Chapter 10 Data Visualization
10.1 Introduction
In this chapter, we learn to create three types of visuals: bar, line and bubble charts. Also, we’ll see some options to improve your graphics.
At the end of the chapter, you should be able to:
- create bar charts;
- produce line charts;
- generate bubble charts;
- create maps;
10.2 Foundations
For further reference, please have a look at the www.warin.ca/fqaibr book.
In this chapter, we will help you get your hands dirty while following some of the latest thinking in data visualization. Probably speaking, keep in mind that there are 5 principles:
have graphical integrity
use the right display
keep it simple
use color strategically
tell a story with your data.
I include a wide definition for the term. It is the act of conveying information through graphs.

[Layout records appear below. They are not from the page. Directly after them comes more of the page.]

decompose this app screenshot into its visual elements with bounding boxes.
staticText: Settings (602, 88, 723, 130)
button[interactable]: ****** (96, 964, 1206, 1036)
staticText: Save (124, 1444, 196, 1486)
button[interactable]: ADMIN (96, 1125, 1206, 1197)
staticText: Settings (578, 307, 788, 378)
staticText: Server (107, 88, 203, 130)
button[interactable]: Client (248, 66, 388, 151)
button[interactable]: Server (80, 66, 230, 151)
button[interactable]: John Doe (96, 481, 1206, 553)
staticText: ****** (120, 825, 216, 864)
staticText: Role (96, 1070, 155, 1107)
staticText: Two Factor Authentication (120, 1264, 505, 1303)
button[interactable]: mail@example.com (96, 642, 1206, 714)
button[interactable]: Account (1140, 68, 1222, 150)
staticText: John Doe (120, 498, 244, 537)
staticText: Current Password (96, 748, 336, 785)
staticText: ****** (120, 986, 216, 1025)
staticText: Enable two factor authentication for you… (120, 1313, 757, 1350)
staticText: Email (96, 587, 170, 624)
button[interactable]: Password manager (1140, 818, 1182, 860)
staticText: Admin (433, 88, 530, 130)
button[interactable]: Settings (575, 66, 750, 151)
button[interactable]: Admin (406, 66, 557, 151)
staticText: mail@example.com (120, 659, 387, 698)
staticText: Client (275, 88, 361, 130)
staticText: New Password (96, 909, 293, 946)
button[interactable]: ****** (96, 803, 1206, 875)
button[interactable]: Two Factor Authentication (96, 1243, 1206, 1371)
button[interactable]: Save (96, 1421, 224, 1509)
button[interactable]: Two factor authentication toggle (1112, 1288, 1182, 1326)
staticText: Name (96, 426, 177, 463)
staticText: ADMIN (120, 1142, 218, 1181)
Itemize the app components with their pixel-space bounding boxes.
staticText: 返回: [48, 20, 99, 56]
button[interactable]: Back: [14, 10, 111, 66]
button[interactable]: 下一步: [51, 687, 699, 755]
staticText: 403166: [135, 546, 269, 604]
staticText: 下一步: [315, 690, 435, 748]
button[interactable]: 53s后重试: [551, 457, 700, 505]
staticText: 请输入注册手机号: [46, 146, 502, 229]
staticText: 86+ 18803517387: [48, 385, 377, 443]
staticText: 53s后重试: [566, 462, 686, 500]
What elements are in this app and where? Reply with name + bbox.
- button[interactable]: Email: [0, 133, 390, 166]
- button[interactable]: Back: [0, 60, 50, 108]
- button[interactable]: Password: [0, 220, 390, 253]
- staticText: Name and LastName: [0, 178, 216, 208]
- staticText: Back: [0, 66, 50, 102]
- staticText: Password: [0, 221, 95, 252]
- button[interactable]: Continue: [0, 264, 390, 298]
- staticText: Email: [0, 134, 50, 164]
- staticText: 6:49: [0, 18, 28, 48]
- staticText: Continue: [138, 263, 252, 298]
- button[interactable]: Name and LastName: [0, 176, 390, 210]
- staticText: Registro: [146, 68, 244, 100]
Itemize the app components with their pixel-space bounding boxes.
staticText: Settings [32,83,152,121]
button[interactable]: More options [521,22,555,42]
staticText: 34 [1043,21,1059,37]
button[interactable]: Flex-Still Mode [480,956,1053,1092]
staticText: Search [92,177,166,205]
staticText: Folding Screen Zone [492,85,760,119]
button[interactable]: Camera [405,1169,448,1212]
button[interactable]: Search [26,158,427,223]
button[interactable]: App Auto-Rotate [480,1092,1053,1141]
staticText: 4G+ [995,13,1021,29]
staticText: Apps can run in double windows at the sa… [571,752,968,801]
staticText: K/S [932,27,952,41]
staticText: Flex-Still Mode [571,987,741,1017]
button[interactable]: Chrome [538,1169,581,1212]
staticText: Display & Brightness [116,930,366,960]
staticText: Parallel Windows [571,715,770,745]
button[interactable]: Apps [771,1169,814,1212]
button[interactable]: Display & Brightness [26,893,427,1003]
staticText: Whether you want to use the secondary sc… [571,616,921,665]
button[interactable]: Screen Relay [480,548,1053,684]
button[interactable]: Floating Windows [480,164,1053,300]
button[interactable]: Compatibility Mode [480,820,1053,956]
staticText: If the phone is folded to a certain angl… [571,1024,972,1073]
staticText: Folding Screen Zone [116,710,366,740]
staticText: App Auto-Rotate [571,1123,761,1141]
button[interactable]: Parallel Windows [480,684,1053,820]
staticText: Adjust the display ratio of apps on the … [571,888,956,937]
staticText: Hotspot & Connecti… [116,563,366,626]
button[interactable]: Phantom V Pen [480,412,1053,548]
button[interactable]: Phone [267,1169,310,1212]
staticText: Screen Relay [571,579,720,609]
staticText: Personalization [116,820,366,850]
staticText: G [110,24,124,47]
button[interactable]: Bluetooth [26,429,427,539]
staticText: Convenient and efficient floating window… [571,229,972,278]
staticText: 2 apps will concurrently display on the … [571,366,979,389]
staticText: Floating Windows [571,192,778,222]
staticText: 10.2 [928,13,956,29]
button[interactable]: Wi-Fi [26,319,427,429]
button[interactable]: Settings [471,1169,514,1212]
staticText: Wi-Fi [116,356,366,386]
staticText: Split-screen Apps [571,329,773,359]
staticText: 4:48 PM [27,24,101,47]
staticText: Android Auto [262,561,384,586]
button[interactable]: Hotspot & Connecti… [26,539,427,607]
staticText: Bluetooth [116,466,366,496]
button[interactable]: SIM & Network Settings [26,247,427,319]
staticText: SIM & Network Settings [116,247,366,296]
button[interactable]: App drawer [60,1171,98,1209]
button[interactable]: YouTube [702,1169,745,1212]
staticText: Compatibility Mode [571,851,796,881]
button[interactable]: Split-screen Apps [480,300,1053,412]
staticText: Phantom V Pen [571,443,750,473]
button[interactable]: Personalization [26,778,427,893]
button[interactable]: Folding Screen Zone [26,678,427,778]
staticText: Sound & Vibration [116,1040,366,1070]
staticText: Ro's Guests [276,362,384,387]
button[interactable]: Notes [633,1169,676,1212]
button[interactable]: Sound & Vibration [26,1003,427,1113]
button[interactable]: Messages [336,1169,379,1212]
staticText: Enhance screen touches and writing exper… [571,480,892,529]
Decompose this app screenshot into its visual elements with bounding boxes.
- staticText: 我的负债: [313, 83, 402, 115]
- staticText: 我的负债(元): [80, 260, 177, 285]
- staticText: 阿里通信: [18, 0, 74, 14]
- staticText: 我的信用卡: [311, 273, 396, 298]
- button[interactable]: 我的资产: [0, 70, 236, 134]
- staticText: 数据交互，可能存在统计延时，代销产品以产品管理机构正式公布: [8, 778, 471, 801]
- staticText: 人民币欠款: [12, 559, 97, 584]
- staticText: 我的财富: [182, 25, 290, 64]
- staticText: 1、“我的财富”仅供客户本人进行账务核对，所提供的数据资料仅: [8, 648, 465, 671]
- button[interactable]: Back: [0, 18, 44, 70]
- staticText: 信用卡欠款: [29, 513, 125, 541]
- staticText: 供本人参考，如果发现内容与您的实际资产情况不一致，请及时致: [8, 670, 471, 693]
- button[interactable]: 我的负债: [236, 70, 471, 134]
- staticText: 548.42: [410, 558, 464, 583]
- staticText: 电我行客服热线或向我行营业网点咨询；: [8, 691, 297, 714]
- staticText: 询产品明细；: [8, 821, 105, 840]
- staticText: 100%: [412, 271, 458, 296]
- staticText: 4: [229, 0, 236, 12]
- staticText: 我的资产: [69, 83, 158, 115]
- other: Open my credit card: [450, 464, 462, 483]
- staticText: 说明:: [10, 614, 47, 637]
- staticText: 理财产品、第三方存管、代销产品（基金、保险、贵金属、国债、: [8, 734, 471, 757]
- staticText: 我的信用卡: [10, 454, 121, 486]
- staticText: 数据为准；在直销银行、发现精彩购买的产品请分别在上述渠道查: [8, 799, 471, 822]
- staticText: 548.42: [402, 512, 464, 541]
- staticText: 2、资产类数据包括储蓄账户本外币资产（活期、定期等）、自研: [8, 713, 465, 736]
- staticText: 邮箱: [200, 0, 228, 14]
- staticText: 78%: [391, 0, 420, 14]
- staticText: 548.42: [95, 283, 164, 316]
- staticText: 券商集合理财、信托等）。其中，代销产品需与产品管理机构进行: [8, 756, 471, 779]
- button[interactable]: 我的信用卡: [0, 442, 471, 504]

So firstly, what are the goals of visualisations?
Record. They can either note information down.
You can analyse and explore data using them.
They can also communicate and explain data to others.
One of my favorite examples is Alfred E. Pease’s Road Map (1901) of the countries of Jidda, Jeelé, Liban, Adda, Choré, Wata, Wargi, Arusi and Koreyu Gallas.
David Livingstone, an explorer of the African continent, was a Christian missionary who sought out information about the sources of the Nile. He found that the source of the Nile River would make him an influential intermediary in ending the slave trade and replace it with legitimate commerce. Livingstone during 1858 made a trip to southern Africa and examined the natural resources and wildlife. The botanical specimens and ethnographical knowledge acquired in the journey proved useful throughout the remainder of the research. Livingstone was a cartographer who created some of the first 19th century African maps.
As for recording, another one of my favourite examples is the notebooks of Leonardo da Vinci. And he is a recognised authority on sketches of human anatomy and has created many imaginative machine devices. All of his illustrations have been used by him to achieve the purpose of collecting and recording information from nature and engineering.
On the other hand, here is an example from William Playfair who in 1820 invented the language of analysing data through statistical graphs. So James made the line chart. He developed the bar chart. He popularised the pie chart. All of those, of course, are very common tools used in today’s analysis tasks.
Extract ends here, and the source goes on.